But it was cheap and relatively high capacity for its time, so I wouldn't take
much from that other than "you get what you pay for".

------
chesspro
I've had one fail after two years of use (it wouldn't show up on my mac and
failed to sudo mount). I have one right now that glitches now and then. I only
keep on my flash drive useful tools that come handy, although I also use it to
transfer files between computers occasionally.

I never can completely trust a harddrive with important information. Just make
sure you have multiple copies :)

------
esponapule
Yes, several. In fact I just had a Kingston become unreadable (even though the
hardware was recognized) after just one month, had to RMA it. I have another
transcend 4GB that is now eternally locked and read only.

------
Zev
Does losing them count as a failure? If so, a lot have failed on me.

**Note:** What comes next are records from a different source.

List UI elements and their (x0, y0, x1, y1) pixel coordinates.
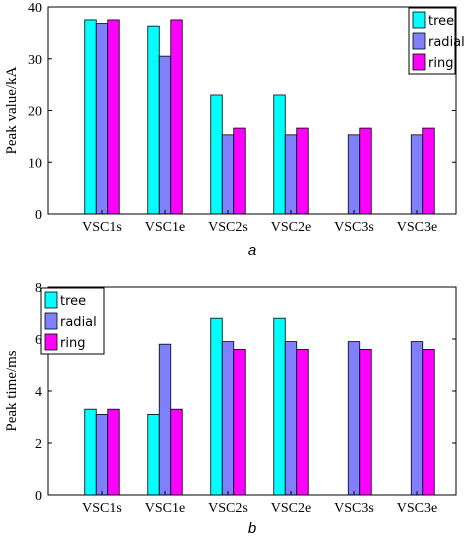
bar-ring-VSC1s (107, 408, 120, 496)
legend-label-radial: radial (428, 35, 465, 50)
bar-radial-VSC2s (221, 341, 235, 496)
bar-radial-VSC2s (221, 134, 235, 215)
bar-ring-VSC3e (422, 127, 435, 215)
x-tick-label: VSC2s (208, 501, 248, 516)
x-tick-label: VSC3e (397, 501, 437, 516)
legend-swatch-tree (44, 291, 58, 309)
bar-tree-VSC2e (273, 317, 286, 496)
bar-radial-VSC2e (284, 341, 298, 496)
legend-label-tree: tree (60, 294, 86, 309)
bar-radial-VSC3s (347, 341, 361, 496)
x-tick-label: VSC1e (145, 220, 185, 235)
legend-label-tree: tree (428, 14, 454, 29)
x-tick-label: VSC2e (271, 220, 311, 235)
y-tick-label: 40 (28, 1, 42, 16)
bar-ring-VSC2e (296, 127, 309, 215)
legend-swatch-tree (412, 11, 426, 29)
bar-radial-VSC1e (158, 343, 172, 496)
bar-tree-VSC2e (273, 94, 286, 215)
legend-swatch-ring (412, 53, 426, 71)
bar-radial-VSC3e (410, 134, 424, 215)
bar-tree-VSC1s (84, 19, 97, 215)
bar-ring-VSC3s (359, 127, 372, 215)
figure-caption: a (248, 242, 256, 259)
legend-label-ring: ring (428, 56, 453, 71)
y-axis-label: Peak time/ms (4, 350, 20, 431)
chart-a: VSC1s VSC1e VSC2s VSC2e VSC3s VSC3e 0 10 20 30 40 P… (4, 1, 465, 259)
legend-label-ring: ring (60, 336, 85, 351)
x-tick-label: VSC2e (271, 501, 311, 516)
bar-radial-VSC3e (410, 341, 424, 496)
bar-radial-VSC1s (95, 23, 109, 215)
bar-tree-VSC2s (210, 317, 223, 496)
x-tick-label: VSC3s (334, 220, 374, 235)
bar-radial-VSC3s (347, 134, 361, 215)
bar-ring-VSC2e (296, 348, 309, 496)
legend: tree radial ring (408, 7, 465, 75)
bar-tree-VSC2s (210, 94, 223, 215)
bar-radial-VSC1s (95, 413, 109, 496)
y-tick-label: 4 (35, 385, 42, 400)
legend-swatch-ring (44, 333, 58, 351)
bar-tree-VSC1e (147, 25, 160, 215)
x-tick-label: VSC3e (397, 220, 437, 235)
bar-radial-VSC1e (158, 55, 172, 215)
bar-ring-VSC2s (233, 127, 246, 215)
bar-ring-VSC1e (170, 408, 183, 496)
legend: tree radial ring (40, 287, 105, 355)
y-tick-label: 6 (35, 333, 42, 348)
legend-swatch-radial (44, 312, 58, 330)
bar-tree-VSC1e (147, 413, 160, 496)
y-tick-label: 0 (35, 489, 42, 504)
y-tick-label: 10 (28, 156, 42, 171)
y-tick-label: 8 (35, 281, 42, 296)
bar-radial-VSC2e (284, 134, 298, 215)
y-tick-label: 20 (28, 105, 42, 120)
figure-caption: b (248, 520, 256, 537)
bar-ring-VSC3s (359, 348, 372, 496)
y-axis-label: Peak value/kA (4, 66, 20, 154)
y-tick-label: 0 (35, 208, 42, 223)
x-tick-label: VSC2s (208, 220, 248, 235)
legend-label-radial: radial (60, 315, 97, 330)
y-tick-label: 30 (28, 53, 42, 68)
legend-swatch-radial (412, 32, 426, 50)
bar-ring-VSC1e (170, 19, 183, 215)
bar-ring-VSC3e (422, 348, 435, 496)
x-tick-label: VSC1s (82, 501, 122, 516)
bar-tree-VSC1s (84, 408, 97, 496)
bar-ring-VSC1s (107, 19, 120, 215)
x-tick-label: VSC3s (334, 501, 374, 516)
y-tick-label: 2 (35, 437, 42, 452)
x-tick-label: VSC1s (82, 220, 122, 235)
chart-b: VSC1s VSC1e VSC2s VSC2e VSC3s VSC3e 0 2 4 6 8 Peak … (4, 281, 457, 537)
bar-ring-VSC2s (233, 348, 246, 496)
x-tick-label: VSC1e (145, 501, 185, 516)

If not, never had one outright fail. At most, I've had a USB slow down
transfer speeds once. But, I could still get all of my data off of it.

------
QuantumGood
Had two fail. And also have broken two. Use Dropbox instead where possible.

------
Dylan16807
I've had a few break in the sense of wires/chips physically losing a proper
connection, but that's a matter of holding it just so while you get your data
off. Nothing worse yet.

------
quantumhobbit
I've never had one fail. I've even sent one through the washer and dryer. Its
casing fell off, but wedging the bare circuit board into the USB port still
worked.

------
T-R
I had a 2GB Sony drive fail on me right as I was about to back it up. Worked
on one machine, took it out, plugged it into another machine and it was dead.

------
s_m
I accidentally put a USB stick in the laundry once – it worked perfectly well,
despite being in hot soapy water for an hour.

------
PilotPirx
yes, I had an 8GB cheap stick (15 euro) that failed after some time. uploading
worked for the firs 4gb or so, everything above that ended with an file size
of zero or corrupted data.

------
motters
So far over the last 5 years I've never had a USB stick drive fail.

------
jfischoff
Yes had a one gb fail.

------
lotusleaf1987
I have used dozens over the last few years and none of them have failed.
Granted some of the cheapo 512 MB ones I got for free at work I only used a
dozen or so times before I lost them, so I don't know how long they would have
held up if I used them over and over again over a long period of time. But I
had a Lacie XTreme Key I used for everything daily from work, school, library
and it never failed. I lost it before it failed, so I guess I am more of a
threat to my data than the memory stick.